In this column, I encourage you to develop a budget. I acknowledge the challenges of doing so, particularly setting aside money for any expense, before you take money out of your “wallet” to pay for that expense. Hopefully, the following information will help nudge you develop a budget.
N.B: if you get inspired to start a budget, you may benefit from looking at a hard copy or online resources for developing a budget: a budget book, workbook, program, or application. I entered “Help to develop a budget” in the search bar on Google.com and 391 million results appeared, so help is available. Some sites or apps charge a fee, but perhaps spending some money for a budget may be a good investment. Another option is to use paper and pencil for your budget. Larry Burkett (1939-2003), American author and radio personality whose work focused on financial counseling from an evangelical Christian point of view, used paper and pencil. He would say that he “liked to touch his money.”
As you embark on this journey, realize that a budget is a numbers game. It is a handwritten or electronic representation of your income and expenses–it is neither your money nor your bank account. As such, you can move numbers around to help you manage your finances. The goal is that you set aside funds to pay for your expenses, instead of borrowing or using credit (Stehulak; Carter; Dematteo; and Hill, 2015).
Begin by listing your income—wage/salary, garage sales, interest/dividends, gifts, etc. (Stehulak, et al., 2015). Next, list your expenses. I like to group expenses by categories. For example in the housing category, expenses might include insurance, maintenance, mortgage/rent, taxes, and utilities (which is a subcategory with expenses, such as water, electric, gas, cable, and trash). Examples of other categories include transportation, grocery, entertainment, clothing, pets, medical, and school. You and another person may have similar expense categories, but everyone’s budget is unique.

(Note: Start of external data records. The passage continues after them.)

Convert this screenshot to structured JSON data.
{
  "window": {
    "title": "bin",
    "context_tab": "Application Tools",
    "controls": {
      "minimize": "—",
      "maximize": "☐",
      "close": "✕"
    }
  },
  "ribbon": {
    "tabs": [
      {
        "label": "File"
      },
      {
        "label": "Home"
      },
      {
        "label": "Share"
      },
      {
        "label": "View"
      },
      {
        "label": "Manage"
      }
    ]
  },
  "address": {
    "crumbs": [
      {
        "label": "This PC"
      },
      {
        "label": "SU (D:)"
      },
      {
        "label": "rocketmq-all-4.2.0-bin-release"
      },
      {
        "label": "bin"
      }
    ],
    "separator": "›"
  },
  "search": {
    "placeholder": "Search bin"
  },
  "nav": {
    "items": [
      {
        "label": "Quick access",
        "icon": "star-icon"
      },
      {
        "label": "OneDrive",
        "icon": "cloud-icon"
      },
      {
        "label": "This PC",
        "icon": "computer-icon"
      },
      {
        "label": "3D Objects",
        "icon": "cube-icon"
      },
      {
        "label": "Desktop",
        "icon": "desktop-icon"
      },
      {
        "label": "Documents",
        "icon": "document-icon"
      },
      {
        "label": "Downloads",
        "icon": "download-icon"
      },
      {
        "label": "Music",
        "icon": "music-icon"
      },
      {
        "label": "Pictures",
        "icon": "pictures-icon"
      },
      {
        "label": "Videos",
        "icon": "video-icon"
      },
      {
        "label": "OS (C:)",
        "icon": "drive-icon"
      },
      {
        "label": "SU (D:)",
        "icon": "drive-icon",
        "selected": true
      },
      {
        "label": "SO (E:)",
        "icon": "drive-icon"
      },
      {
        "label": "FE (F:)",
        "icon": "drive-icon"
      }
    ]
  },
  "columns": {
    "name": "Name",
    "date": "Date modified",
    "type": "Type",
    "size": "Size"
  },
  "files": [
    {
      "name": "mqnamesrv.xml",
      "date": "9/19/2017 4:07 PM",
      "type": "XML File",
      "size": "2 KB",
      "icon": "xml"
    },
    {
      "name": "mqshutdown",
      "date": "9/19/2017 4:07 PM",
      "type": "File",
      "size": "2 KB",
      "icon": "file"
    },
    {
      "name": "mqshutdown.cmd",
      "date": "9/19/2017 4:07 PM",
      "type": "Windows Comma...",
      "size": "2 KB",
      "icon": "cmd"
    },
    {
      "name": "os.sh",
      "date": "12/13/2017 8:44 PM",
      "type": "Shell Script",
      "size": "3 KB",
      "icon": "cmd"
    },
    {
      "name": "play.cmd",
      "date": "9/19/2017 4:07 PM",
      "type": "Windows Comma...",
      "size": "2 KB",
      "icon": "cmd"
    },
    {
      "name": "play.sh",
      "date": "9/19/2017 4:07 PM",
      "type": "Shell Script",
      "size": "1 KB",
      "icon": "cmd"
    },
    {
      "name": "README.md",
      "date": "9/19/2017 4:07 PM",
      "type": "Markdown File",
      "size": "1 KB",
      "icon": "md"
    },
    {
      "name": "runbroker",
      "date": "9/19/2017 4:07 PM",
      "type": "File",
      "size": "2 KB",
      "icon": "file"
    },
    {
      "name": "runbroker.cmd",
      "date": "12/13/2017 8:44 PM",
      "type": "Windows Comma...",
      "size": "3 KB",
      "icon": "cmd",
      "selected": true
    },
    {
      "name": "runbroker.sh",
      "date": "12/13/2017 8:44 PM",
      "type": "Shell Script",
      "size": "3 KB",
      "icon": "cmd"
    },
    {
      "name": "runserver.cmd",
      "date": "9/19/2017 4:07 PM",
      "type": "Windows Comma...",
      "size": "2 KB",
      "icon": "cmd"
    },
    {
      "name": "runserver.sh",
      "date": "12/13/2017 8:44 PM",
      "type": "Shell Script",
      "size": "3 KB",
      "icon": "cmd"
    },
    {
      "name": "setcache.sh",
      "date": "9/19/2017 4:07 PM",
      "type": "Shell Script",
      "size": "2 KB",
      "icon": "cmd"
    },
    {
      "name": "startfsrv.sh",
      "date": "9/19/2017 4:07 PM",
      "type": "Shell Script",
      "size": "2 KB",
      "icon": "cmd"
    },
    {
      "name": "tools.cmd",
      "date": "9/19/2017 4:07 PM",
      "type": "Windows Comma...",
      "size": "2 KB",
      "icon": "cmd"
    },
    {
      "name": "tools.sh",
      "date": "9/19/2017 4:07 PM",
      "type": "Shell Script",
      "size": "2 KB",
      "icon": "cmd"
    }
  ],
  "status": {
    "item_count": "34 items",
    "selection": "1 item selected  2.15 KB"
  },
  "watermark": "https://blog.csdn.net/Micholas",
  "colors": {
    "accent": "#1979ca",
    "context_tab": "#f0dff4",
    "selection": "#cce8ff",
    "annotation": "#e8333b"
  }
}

As you develop categories and expenses, think back on recurring expenses, such as tags for your license plates. You can also think ahead about expenses that are approaching, such as renewing your driver’s license, doctor visits, or vacation. Larry Burkett would remind listeners not to forget categories for gifts, savings, or an emergency.
Now, add up your income, and then add up your expenses. Your income should equal your expenses. “Wait!” you might say, “I want money left over to skydive, this summer.” Instead of hoping and wishing for leftover money to pay for that adventure, add it into your budget. For example, you could open your entertainment category, add skydiving, and start adding money there.
On the one hand, if the total of your income is a greater than your expenses, you could increase the amounts you have listed, and/or add additional categories and/or expenses. Maybe purchase a hot pink jumpsuit for that skydiving event. On the other hand, if the total of your expenses is greater than your income, you have three options: increase income, decrease expenses, or a little of both. You could postpone, for example, skydiving until the summer of 2019, which would give you an extra 12 months to save toward that adventure.
In summary, you never heard me say that you cannot or should not buy something (even a hot pink jumpsuit). Nevertheless, I am suggesting that if you can set money aside for expenses, then you will have money to pay for those expenses, instead of borrowing or using credit to pay for them.